不定期に書いている、最近読んだ本の備忘録。


●「サイクス=ピコ協定 百年の呪縛」 (池内恵著、新潮選書)

 今からちょうど百年前の1916年の英仏間の秘密協定、「サイクス=ピコ協定」。多くの民族が混在している状況を無視して、地図上に無理矢理作った国境線。これまで、この協定が中東の混迷の諸悪の根源であると片付けられがちだったが、実際はそんなに単純ではない。中東の歴史と現実、複雑な国家間の関係を深く知ることによって、今まさに百年前と同じような様相を呈している中東の危機の、本質を捉えようという本である。この手の分野は疎いのだが、この本はなかなか読み応えがあった。

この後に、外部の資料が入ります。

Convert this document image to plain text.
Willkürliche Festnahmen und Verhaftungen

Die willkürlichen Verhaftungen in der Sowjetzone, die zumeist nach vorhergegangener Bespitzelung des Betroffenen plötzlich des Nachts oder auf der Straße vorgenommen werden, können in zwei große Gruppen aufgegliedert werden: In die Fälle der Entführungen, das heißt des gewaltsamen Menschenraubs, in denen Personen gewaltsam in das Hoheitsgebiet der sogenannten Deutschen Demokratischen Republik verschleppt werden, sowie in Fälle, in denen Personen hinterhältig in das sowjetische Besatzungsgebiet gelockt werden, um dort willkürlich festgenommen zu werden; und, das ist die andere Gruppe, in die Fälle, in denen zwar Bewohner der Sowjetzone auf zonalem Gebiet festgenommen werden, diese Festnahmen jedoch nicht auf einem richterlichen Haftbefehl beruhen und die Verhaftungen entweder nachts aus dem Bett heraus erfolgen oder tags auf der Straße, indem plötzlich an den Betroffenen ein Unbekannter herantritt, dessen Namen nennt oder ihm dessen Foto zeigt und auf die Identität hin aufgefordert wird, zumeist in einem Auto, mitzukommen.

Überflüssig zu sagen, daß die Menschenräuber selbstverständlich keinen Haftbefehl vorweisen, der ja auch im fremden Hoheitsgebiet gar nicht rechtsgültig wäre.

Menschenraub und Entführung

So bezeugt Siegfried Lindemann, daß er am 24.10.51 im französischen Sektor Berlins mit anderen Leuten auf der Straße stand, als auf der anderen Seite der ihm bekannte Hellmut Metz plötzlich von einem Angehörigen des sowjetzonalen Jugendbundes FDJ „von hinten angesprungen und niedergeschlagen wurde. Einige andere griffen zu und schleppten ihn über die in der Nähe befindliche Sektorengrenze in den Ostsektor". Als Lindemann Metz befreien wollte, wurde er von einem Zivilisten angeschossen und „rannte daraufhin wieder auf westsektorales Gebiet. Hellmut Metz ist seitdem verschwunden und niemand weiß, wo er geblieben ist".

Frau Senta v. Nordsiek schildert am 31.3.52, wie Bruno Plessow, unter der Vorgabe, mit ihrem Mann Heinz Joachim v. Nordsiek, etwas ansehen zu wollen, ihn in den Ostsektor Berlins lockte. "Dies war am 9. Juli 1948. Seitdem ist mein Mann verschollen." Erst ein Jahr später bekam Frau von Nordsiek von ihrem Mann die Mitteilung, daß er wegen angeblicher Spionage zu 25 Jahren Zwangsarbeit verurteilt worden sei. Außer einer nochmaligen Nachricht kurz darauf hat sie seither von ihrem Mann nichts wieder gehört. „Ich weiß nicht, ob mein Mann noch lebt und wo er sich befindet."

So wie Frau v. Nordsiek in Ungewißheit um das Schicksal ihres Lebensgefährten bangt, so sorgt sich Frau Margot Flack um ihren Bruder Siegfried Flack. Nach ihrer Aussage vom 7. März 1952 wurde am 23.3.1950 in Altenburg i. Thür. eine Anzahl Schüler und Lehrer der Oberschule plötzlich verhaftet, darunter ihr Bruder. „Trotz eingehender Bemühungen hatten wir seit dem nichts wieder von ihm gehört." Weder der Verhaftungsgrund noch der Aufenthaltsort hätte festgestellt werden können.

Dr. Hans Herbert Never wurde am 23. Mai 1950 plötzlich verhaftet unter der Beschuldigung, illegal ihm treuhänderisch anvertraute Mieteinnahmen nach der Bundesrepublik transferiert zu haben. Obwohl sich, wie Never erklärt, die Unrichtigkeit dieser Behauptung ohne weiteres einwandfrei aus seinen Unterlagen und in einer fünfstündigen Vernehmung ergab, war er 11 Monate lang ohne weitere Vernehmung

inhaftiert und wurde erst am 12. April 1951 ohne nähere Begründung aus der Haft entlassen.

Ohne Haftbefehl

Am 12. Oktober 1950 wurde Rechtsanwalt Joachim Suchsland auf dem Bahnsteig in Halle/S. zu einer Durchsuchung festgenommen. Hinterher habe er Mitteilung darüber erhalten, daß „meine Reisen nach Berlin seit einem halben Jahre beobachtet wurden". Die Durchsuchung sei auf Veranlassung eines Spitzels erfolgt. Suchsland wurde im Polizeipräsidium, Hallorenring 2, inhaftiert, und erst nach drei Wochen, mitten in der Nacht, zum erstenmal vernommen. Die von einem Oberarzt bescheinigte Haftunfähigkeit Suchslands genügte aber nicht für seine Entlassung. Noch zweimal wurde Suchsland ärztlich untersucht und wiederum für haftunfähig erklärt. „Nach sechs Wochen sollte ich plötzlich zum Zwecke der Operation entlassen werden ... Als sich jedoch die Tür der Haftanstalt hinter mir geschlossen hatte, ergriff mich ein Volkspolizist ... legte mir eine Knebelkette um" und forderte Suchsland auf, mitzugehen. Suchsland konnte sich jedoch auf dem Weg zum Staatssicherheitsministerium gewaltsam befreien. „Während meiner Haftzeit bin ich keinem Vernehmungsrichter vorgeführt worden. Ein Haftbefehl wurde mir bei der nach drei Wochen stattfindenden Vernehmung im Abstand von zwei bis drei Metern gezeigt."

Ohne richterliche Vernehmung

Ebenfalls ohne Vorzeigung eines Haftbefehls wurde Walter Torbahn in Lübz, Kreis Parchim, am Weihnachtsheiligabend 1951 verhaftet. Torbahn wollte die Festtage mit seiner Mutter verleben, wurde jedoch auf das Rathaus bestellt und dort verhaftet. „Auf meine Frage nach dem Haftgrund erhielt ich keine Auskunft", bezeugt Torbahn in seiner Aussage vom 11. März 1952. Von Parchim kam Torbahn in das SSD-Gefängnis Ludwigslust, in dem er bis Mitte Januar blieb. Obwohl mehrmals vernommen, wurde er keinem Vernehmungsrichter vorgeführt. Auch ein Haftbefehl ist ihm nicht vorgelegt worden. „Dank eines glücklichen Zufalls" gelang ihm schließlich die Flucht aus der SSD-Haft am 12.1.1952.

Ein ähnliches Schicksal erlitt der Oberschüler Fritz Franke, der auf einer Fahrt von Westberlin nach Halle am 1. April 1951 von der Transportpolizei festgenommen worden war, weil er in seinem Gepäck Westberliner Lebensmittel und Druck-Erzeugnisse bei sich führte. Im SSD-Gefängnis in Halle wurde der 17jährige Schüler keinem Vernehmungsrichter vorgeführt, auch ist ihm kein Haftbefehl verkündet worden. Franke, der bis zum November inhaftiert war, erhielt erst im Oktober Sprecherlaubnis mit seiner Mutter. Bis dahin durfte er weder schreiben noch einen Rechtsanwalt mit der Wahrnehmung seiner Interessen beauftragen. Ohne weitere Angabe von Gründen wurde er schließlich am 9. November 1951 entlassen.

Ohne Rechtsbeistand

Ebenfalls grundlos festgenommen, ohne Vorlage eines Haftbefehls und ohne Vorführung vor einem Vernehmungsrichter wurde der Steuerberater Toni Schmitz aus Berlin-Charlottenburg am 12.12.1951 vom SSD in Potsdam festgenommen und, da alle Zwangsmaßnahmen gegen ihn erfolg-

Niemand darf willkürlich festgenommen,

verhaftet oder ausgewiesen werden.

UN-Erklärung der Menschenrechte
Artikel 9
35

●「日本クラフトビール紀行」 (友清哲著、イースト・プレス)

 酒税法の「規制」が緩和された1994年以降、クラフトビールが各地に登場し、ビールがかくも奥深く多様性に富んでいるということを、日本人もようやく知ることとなった。各地の個性的なクラフトビールを、実際にその土地を訪ねて味わうビール紀行。クラフトビールの元祖ともいえる厚木サンクトガーレンをはじめ、長濱浪漫ビール、岡山の「独歩」、江別のSOCブルーイング、品川懸ビール、津軽路ビール、伊豆の反射炉ビヤなど、それぞれの魅力を語る。以前、各地の地ビールをほぼ毎日飲んでいてはアップしていたが、またいろいろ飲みたくなったぞ。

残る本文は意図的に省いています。